How can companies identify supply chain vulnerabilities to be better prepared for the future?
Supply chains have been hit hard by volatility over the last few years due to the pandemic and turbulent economic environment. Now, as economies are starting to settle and we’ve realized just how fragile supply chains can be, companies are ready to act.
Here are some best practices that can help companies better prepare for supply change disruption and risk.
Become More Agile
Companies have learned how valuable and necessary an agile workforce is—not only for responding to supply chain risk, but also for research and development, procurement, planning, manufacturing and logistics, etc.
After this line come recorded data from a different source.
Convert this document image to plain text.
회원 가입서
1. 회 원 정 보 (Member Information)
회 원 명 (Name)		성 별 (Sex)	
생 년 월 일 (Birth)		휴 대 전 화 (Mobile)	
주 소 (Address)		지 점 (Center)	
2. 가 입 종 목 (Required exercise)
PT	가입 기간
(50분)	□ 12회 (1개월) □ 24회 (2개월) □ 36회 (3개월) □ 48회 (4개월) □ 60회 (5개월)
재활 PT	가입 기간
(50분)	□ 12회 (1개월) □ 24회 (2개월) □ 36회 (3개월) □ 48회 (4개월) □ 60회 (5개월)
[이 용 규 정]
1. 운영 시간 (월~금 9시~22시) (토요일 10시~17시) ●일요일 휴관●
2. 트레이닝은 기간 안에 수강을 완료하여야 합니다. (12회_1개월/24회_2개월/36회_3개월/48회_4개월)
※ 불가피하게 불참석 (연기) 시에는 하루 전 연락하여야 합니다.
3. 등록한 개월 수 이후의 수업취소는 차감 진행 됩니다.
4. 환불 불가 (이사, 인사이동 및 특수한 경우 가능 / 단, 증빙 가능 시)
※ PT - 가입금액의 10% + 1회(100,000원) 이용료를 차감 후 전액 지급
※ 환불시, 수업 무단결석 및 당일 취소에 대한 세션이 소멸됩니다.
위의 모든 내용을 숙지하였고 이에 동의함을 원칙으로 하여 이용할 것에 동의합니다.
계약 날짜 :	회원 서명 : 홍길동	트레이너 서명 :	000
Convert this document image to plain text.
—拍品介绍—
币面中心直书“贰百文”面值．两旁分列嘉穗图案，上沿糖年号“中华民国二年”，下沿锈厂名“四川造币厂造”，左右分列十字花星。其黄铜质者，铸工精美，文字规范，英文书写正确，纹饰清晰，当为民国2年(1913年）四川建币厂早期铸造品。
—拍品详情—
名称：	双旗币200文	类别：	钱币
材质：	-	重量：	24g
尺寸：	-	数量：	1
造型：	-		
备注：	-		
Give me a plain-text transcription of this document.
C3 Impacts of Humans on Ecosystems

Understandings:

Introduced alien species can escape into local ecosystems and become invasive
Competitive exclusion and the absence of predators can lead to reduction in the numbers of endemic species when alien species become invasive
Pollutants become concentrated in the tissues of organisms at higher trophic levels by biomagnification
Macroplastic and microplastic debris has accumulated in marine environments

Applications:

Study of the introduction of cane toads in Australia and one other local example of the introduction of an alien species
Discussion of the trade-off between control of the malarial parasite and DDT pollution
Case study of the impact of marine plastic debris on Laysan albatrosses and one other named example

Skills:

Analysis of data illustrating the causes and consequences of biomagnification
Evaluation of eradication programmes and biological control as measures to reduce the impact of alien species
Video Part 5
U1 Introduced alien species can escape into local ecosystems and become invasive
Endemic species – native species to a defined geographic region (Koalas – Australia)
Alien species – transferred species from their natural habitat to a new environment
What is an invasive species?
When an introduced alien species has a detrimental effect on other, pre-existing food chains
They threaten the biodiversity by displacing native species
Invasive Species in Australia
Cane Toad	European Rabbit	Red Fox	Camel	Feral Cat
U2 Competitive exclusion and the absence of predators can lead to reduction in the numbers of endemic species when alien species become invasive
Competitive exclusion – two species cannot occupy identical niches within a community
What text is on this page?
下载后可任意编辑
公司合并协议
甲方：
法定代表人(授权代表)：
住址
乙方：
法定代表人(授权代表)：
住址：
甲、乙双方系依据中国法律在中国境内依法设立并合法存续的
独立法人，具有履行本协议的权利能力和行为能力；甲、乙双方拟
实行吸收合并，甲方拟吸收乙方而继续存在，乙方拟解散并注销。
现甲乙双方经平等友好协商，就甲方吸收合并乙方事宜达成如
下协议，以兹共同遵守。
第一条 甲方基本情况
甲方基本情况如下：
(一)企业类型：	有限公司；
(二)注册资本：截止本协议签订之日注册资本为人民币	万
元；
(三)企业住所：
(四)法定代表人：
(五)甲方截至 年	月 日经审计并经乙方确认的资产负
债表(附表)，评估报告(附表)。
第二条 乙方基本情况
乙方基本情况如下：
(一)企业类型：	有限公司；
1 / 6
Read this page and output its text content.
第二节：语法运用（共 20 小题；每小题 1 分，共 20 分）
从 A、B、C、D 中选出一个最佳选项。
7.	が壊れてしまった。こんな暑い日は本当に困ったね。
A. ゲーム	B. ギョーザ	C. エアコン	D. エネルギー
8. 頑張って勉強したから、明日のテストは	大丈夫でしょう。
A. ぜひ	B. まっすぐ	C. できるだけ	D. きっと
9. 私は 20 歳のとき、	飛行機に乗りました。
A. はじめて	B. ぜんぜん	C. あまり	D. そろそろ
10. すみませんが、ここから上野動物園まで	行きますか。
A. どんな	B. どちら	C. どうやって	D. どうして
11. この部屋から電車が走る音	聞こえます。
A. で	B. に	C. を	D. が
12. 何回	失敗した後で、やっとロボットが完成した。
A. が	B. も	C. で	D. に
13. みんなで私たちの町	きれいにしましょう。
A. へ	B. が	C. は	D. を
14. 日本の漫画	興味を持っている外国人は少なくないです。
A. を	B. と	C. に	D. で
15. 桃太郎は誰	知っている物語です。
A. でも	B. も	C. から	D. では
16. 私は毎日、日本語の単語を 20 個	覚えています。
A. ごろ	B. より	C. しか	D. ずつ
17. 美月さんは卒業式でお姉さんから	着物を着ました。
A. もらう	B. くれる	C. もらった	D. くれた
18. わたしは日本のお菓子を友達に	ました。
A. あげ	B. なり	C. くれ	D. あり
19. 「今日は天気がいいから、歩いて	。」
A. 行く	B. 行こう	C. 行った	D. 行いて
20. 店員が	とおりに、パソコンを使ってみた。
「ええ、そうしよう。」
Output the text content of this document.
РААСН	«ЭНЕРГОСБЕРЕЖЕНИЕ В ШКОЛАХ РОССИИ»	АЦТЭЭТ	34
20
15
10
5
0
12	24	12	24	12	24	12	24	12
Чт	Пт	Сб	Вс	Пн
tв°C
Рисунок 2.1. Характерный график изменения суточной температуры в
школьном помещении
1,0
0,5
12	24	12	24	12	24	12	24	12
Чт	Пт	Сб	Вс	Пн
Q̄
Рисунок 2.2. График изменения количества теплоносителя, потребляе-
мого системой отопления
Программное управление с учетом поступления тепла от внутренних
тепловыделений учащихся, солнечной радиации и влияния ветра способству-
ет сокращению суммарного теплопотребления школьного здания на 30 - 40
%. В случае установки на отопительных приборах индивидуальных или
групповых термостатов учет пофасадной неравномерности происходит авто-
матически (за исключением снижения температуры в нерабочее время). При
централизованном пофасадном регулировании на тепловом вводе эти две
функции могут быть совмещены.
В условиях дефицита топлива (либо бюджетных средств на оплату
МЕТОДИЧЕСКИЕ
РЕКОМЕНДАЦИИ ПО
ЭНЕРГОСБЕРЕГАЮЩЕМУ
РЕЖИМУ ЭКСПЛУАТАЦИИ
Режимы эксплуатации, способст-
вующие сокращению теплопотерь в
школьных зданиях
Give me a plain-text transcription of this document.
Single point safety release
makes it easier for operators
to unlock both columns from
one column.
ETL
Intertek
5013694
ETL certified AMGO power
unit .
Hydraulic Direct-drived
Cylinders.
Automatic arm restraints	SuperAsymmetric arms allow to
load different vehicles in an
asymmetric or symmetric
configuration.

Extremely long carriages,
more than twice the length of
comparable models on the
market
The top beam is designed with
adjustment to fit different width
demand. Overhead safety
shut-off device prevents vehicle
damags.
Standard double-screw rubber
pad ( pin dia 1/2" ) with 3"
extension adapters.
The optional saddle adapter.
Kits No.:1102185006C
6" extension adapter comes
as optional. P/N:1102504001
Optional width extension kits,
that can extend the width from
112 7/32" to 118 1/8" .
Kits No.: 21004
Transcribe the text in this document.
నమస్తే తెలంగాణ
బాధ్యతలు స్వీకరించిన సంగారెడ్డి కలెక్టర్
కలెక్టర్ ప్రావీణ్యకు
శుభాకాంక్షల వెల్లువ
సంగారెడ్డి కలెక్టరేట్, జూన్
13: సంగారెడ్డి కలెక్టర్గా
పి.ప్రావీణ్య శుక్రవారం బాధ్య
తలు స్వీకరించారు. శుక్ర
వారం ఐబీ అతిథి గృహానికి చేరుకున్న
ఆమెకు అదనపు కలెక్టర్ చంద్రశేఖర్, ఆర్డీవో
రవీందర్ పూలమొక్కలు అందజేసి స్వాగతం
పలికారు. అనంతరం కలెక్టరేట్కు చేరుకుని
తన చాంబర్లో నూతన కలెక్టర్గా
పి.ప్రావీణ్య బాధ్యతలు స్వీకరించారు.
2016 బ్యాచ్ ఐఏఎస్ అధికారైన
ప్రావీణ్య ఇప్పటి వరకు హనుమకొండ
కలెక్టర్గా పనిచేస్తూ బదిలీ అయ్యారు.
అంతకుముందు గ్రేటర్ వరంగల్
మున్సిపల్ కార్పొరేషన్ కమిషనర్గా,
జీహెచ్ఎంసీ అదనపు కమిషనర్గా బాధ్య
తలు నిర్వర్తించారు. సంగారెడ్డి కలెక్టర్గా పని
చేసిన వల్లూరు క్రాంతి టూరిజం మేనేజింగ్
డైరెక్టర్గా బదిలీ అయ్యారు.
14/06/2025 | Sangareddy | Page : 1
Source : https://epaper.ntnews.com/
Build a Culture of Risk Management
Companies that successfully managed supply chain issues in recent years all share one common denominator: a culture of risk management. Developing and maturing a management infrastructure that recognizes, prioritizes and plans for risks including supply chain and other disruptive events is important as ever.
Conduct Stress Tests
Since supply chain risk is a constantly moving target, companies should proactively conduct stress tests to determine if the current supply chain remains appropriate.
Create Supply Chain KPIs
Creating and communicating supply chain KPIs helps the entire organization understand the company’s performance. Key supply chain KPIs can include fill rate, inventory turnover and customer order cycle time. KPIs will help companies evaluate supply chain design and execution, as well as where to make necessary adjustments.
Identify Internal, Third-Party and Economic Risks
To truly understand their supply chain risks, companies need to conduct comprehensive vetting of suppliers, processes and facilities that test points of failure. They should also identify what critical inputs are at risk from shortages or price volatility.
Improve Supply Chain Management Systems
Since the pandemic, many organizations realized how limited the systems they use to measure and monitor supply chain vulnerabilities are, with few having direct visibility beyond direct suppliers.
In fact, a 2021 McKinsey survey of senior supply chain executives reported that just under half understood the location of their tier-one suppliers and the key risks those suppliers face, but only 2% could say the same about suppliers in the third tier and beyond – where most disruptions originate.
To address the issue, companies should consider developing systems and tools to monitor vulnerabilities beyond their direct suppliers.
Move Past Six Sigma and Process Optimization
Prior to the pandemic, six-sigma and process optimization drove most supply chains to achieve stability and minimize costs. However, the past few years show that companies will need to be much more agile and dynamic moving forward to respond to rapidly changing demand and vendor shortfalls.
While there is no one solution for supply chain risk management, a commitment to continued efforts that balance enhanced flexibility, productivity and quality while moving at the speed of customers will be the new status quo to prepare for long-term uncertainty.